Aunque ambos gozaban de buena salud, don Miguel auguraba que moriría antes que su esposa, con lo que dejaría a Panchita a merced de doña Juana y de cumplirse su presentimiento, no necesitaba tener una bola de cristal para saber que la vida de su hija terminaría siendo un completo infierno si la dejaba sola en este mundo con esa mujer, su mujer, a menos que él pudiera hacer algo para evitarlo. Conforme pasaba el tiempo, más le urgía a don Miguel encontrarle una solución a Panchita, quien le decía que no se preocupara, que ella era feliz sirviéndolos a ellos y que ésa era su vida ahora y para siempre…

Por su parte, Panchita también se daba cuenta de que su padre tenía contados los días, por eso no le sorprendió nada encontrárselo muerto en el viejo diván que había a un costado de la habitación del longevo matrimonio. Ese día, como todas las mañanas, Panchita le llevó a la pareja de ancianos el desayuno a su cuarto. Inmediatamente notó que su padre estaba inusualmente quieto, así que se acercó a él para confirmar la terrible noticia. Panchita lo tomó con serenidad y se dirigió entonces a la cama para despertar a su madre y contarle lo ocurrido. Sin embargo, se quedó paralizada del terror cuando vio que su madre estaba tan tiesa como lo estaba don Manuel en su diván.

Panchita comenzó a negar frenéticamente con la cabeza mientras se alejaba torpemente de la cama. Se llevó entonces las manos a la cara para enjugarse los ojos que estaban anegados de lágrimas. Luego, cayó de rodillas al suelo, donde adoptó instintivamente una posición fetal, lo que le permitió posar su mirada debajo de la cama de sus padres donde alcanzó a divisar un pequeño bulto blanco. Como pudo, lo alcanzó y notó que se trataba de un sobre cuyo destinatario era Panchita misma. Abrió aquel sobre de un tirón y se encontró entonces con la caligrafía brusca, pero inconfundible de su padre.

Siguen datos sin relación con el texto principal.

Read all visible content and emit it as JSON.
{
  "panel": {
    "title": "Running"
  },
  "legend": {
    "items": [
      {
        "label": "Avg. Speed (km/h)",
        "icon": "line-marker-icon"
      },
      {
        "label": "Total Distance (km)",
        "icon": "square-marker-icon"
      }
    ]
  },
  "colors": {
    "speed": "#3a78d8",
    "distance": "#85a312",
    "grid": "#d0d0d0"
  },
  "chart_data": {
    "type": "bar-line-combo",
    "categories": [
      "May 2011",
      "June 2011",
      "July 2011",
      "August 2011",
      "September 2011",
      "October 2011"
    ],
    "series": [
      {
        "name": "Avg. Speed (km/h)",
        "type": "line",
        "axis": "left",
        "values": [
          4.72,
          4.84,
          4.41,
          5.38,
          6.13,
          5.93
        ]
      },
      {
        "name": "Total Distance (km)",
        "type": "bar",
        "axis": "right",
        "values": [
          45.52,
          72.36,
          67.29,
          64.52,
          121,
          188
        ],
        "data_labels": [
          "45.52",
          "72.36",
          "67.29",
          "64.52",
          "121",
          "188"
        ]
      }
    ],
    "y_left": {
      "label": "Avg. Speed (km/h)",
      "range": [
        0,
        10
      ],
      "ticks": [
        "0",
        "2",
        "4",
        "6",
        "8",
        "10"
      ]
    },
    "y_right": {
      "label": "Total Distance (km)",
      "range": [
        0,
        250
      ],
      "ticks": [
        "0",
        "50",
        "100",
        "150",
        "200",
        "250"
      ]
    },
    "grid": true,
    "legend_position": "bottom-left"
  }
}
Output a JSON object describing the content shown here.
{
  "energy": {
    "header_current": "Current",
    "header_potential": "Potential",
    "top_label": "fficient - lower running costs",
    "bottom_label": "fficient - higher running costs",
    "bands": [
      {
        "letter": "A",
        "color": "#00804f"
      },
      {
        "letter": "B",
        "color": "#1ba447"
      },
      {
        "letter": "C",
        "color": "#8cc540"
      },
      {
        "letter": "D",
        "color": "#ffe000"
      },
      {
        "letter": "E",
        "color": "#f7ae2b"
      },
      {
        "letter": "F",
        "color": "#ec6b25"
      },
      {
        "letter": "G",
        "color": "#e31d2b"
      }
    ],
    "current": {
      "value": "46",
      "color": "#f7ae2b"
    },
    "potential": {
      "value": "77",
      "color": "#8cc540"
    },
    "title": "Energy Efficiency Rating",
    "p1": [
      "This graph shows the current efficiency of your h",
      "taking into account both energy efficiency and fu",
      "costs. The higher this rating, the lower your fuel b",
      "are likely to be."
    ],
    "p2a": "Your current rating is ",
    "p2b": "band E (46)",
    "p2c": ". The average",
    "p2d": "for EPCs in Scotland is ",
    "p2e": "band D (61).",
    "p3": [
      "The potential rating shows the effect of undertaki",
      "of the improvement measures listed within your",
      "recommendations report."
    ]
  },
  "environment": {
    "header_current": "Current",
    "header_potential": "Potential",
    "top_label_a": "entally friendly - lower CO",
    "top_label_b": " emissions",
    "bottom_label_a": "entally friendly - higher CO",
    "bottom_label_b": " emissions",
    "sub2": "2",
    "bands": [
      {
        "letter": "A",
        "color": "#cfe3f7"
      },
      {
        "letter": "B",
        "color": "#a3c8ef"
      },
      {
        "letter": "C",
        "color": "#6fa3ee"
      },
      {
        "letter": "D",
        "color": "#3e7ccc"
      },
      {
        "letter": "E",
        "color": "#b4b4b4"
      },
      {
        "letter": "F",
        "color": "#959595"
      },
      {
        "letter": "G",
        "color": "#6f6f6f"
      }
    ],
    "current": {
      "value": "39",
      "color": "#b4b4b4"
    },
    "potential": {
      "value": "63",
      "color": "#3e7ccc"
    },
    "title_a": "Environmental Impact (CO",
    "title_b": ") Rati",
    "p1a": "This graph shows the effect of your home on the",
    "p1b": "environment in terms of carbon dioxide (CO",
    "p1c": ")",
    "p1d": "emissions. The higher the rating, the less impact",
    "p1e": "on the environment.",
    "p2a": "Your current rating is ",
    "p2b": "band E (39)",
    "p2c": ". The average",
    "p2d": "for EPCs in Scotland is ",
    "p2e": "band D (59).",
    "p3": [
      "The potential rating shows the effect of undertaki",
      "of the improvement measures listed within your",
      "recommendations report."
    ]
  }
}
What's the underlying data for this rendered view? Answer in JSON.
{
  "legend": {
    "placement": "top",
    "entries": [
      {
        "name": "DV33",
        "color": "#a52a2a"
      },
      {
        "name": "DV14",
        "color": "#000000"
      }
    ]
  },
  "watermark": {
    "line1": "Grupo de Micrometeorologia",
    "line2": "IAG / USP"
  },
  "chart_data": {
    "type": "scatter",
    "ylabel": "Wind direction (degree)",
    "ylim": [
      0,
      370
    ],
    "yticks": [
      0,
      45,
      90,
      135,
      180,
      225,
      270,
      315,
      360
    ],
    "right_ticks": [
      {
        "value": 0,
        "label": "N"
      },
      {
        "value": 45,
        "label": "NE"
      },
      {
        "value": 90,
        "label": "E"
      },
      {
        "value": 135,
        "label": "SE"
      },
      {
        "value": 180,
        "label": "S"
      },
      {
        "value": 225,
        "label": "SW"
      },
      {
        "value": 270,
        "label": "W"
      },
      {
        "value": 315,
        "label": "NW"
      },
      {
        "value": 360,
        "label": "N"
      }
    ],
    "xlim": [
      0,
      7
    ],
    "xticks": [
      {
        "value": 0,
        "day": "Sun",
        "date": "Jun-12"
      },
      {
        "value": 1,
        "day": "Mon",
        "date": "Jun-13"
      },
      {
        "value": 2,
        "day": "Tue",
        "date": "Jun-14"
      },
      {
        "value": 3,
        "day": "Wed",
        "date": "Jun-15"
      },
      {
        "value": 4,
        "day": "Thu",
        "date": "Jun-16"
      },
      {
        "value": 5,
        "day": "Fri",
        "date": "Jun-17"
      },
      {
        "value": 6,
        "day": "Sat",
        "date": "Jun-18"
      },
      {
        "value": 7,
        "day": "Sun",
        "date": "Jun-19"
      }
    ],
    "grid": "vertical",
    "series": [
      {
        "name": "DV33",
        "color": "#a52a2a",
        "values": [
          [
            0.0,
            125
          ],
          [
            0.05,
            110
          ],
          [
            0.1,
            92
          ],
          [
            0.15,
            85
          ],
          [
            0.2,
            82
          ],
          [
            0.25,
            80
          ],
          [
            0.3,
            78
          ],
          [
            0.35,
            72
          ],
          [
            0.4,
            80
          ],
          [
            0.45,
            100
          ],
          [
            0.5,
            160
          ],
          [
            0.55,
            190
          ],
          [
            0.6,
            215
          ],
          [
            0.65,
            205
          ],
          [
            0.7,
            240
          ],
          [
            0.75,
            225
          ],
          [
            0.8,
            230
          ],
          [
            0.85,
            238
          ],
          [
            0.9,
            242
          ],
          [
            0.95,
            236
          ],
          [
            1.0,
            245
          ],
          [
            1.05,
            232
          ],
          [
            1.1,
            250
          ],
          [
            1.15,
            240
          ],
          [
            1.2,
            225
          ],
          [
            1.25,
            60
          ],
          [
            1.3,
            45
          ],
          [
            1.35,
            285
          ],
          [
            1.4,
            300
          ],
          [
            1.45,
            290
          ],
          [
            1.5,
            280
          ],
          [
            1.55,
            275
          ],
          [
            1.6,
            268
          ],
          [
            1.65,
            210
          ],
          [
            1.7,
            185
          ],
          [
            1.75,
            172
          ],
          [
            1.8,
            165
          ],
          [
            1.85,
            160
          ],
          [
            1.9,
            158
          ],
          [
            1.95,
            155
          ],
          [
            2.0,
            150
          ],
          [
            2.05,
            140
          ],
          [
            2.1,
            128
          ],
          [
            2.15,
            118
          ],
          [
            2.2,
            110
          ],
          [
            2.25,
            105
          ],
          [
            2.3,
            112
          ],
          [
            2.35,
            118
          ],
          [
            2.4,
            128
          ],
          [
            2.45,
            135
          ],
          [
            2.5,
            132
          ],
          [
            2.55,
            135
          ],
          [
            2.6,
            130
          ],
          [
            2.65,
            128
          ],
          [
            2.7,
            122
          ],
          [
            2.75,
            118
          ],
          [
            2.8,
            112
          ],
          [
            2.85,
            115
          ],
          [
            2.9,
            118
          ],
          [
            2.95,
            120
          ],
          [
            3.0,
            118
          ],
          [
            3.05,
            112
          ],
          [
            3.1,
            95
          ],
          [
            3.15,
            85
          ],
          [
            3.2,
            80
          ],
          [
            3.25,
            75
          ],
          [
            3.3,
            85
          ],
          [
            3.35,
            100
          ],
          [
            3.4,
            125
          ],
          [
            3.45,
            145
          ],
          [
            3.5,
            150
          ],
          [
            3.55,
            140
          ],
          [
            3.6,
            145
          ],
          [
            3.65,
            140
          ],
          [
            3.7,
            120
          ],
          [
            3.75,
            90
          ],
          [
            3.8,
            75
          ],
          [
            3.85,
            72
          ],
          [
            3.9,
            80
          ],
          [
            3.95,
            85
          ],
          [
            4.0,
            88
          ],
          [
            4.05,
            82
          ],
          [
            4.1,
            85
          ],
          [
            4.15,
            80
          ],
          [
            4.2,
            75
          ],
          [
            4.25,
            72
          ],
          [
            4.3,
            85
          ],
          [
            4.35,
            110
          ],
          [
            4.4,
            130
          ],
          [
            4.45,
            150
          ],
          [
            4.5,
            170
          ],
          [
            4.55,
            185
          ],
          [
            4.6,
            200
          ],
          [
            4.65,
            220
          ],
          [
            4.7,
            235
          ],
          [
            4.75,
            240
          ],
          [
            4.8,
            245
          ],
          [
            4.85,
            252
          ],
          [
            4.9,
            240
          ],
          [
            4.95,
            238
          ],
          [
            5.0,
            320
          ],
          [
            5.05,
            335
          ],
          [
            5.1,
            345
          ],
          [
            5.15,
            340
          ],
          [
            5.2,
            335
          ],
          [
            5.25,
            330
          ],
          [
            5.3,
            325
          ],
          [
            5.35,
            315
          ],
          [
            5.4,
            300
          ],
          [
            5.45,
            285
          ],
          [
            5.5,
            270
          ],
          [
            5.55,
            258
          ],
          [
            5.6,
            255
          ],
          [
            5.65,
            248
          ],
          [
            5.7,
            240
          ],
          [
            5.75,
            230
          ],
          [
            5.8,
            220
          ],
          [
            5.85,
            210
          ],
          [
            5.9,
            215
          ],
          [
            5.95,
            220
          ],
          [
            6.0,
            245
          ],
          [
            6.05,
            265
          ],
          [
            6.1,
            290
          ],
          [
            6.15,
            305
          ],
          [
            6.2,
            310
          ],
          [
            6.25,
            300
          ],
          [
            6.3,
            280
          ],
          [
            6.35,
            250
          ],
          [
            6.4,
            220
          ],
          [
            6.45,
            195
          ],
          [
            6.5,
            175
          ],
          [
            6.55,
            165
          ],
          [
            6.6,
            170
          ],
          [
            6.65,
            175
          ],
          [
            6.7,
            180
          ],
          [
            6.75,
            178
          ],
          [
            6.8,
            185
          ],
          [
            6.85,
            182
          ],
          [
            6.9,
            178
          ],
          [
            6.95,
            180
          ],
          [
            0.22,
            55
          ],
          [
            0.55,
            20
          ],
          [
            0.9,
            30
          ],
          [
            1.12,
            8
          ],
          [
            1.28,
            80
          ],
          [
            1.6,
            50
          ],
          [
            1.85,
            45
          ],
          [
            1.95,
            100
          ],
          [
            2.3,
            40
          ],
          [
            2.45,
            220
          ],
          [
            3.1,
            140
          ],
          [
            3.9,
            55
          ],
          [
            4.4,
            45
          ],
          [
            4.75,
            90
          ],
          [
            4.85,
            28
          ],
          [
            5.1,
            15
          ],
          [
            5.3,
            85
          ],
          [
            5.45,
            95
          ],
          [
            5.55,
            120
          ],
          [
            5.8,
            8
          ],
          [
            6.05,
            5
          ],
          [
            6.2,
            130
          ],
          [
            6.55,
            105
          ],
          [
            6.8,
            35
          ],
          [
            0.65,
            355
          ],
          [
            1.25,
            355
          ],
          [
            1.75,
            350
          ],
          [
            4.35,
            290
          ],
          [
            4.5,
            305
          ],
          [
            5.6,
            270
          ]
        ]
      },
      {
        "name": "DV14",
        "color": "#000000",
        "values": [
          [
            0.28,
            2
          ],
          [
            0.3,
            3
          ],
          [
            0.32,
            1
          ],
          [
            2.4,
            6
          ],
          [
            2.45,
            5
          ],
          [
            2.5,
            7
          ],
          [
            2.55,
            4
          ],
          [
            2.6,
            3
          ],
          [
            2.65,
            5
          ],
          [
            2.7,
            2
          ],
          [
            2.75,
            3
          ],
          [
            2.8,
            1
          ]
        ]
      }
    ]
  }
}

Cuando hubo terminado de leer el recado, Panchita no supo qué hacer con la temible verdad que le había sido confiada. Don Miguel había asfixiado a doña Juana cuando ésta todavía dormía y le rogaba encarecidamente a Panchita que rehiciera su vida mientras le pedía perdón por haber dejado que las cosas hubieran llegado tan lejos. Pero ya era demasiado tarde: lo que no sabía don Miguel era que esa flor o, mejor dicho, el retoño de doña Juana, otrora llena de vida, había terminado ya de marchitarse por completo.